E depois disso, já no pós-transição, qual o papel que a divulgação e promoção do novo álbum teve no processo de entenderem a Jaloo?
Uma coisa que eu percebi é que eu tive que ser muito paciente. Eu acho que no começo a gente quer se afirmar muito e tudo certo nisso, mas às vezes quem me conhecia há anos errava o pronome, quem acabava de me conhecer falava direitinho, e aí nos fãs é a mesma coisa, né? porque as pessoas estão há quase dez vivendo e falando de um jeito, então tive que ter um carinho de mãe, quase, que é como o povo tá me chamando agora e eu tô assim ‘como é esse negócio?’ [risos].
Eu via nos comentários a galera perguntando se era ele ou ela, qual eram meus pronomes. Eu nunca respondi porque eu acho que naturalmente as coisas foram caminhando para o seu lugar, e eu também nunca quis transformar isso em um pronunciamento, é algo pessoal.
Você lançou remixes de “Mau” com Cyberkills e “Quero te gozar” com MU540. Já pensou em fazer uma versão remix do álbum, ou sente que ele chegou para encerrar a trilogia e que já é hora de ir para outras coisas?
Eu não paro de fazer outras coisas, né? Já estou planejando ano que vem lançar um single novo. A gente está com um plano bem ousado, até, mas por baixo eu vou costurando coisas. Saiu esse remix, esses dois remixes, então já são duas faixas. Eu já estou de conversa com alguns artistas para as outras. Então, se a gente terminar as 10, vira um álbum de remix. Se não, a gente continua lançando assim mesmo.
Faz oito anos da primeira vez que você veio para o No Ar Coquetel Molotov, em 2016. Quais lembranças você tem desse dia?
Caralho, faz tempo. Eu tenho uma lembrança bem forte. Eu acho que eu estava ainda com aquele cabelinho, uma roupa rosa e o show era num lugar aberto. E me contaram que tinha 9 mil pessoas.

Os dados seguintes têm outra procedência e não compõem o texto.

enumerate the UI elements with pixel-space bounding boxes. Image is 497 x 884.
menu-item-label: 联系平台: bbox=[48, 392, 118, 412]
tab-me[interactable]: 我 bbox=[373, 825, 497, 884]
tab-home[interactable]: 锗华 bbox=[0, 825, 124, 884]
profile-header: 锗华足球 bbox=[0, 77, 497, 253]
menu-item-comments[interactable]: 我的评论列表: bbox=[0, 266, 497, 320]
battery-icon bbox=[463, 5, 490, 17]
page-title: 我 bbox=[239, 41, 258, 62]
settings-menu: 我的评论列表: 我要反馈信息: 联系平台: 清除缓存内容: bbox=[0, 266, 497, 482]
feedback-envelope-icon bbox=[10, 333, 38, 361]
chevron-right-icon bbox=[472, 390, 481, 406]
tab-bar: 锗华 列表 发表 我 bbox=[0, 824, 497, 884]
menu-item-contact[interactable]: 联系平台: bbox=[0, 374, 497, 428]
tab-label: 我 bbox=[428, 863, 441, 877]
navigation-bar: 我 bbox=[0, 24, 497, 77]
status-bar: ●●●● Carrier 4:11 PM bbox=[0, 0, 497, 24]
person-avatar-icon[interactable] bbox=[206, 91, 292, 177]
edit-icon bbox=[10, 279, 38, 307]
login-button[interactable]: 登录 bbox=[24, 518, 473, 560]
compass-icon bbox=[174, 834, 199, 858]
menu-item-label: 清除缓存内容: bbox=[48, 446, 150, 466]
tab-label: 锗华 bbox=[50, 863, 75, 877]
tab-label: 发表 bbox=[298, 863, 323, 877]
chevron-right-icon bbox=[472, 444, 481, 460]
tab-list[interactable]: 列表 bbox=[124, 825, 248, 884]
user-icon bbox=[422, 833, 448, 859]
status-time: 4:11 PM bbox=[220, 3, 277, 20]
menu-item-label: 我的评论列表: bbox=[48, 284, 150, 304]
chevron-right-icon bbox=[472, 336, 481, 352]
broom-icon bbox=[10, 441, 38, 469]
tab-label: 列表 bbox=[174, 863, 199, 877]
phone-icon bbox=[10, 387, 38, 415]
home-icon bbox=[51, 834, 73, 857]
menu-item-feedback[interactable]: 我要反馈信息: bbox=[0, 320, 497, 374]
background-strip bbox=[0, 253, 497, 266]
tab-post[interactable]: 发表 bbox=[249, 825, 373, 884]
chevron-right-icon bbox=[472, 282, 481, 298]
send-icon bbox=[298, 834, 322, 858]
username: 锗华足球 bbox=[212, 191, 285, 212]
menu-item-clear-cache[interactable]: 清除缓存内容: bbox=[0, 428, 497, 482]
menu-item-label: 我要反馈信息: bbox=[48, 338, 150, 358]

Eu pensei ‘caralho, isso é sério?”. Quando a gente subiu no palco, eu senti uma coisa muito intensa. Foi muito bonito. Inesquecível. [risos]
Os discos da trilogia têm, entre si, quatro anos de diferença entre seus lançamentos, e você até chegou a dizer que não ia mais demorar tanto para lançar coisas novas, então o que esperar de Jaloo para o futuro próximo?
O MAU acabou de completar um ano, agora em outubro, mas eu já tô doida pra lançar coisa nova. Parece que eu me libertei de uma coisa que eu mesmo criei pra mim, desses lugares de álbuns muito biográficos, de ter eras muito bem definidas, então talvez esteja mais focada na música agora. Eu estava até pensando em lançar disco com um nome gigante, lançar disco sem foto minha, de me colocar em lugares novos, já que eu já ocupei esse lugar meio de diva, de eras.
Eu sou muito fã da Lana Del Rey e eu gosto muito como ela foca na música. Ela tem todo o visual, uma forma de ser, de agir e tal, mas tem um foco muito na música, eu acho que eu tô querendo me debruçar mais na métrica. Eu estava até ouvindo um podcast sobre Camões que fez o aniversário agora, aí estavam falando sobre os decassílabos […] eles ficaram falando sobre as métricas, e pensei ‘nossa, eu quero mergulhar nisso agora’, ficar mais aqui na letra, sabe, na riqueza de detalhes e não parar de produzir nunca. Eu acho que no final de contas eu sou uma produtora musical, foi o que me trouxe pra cá.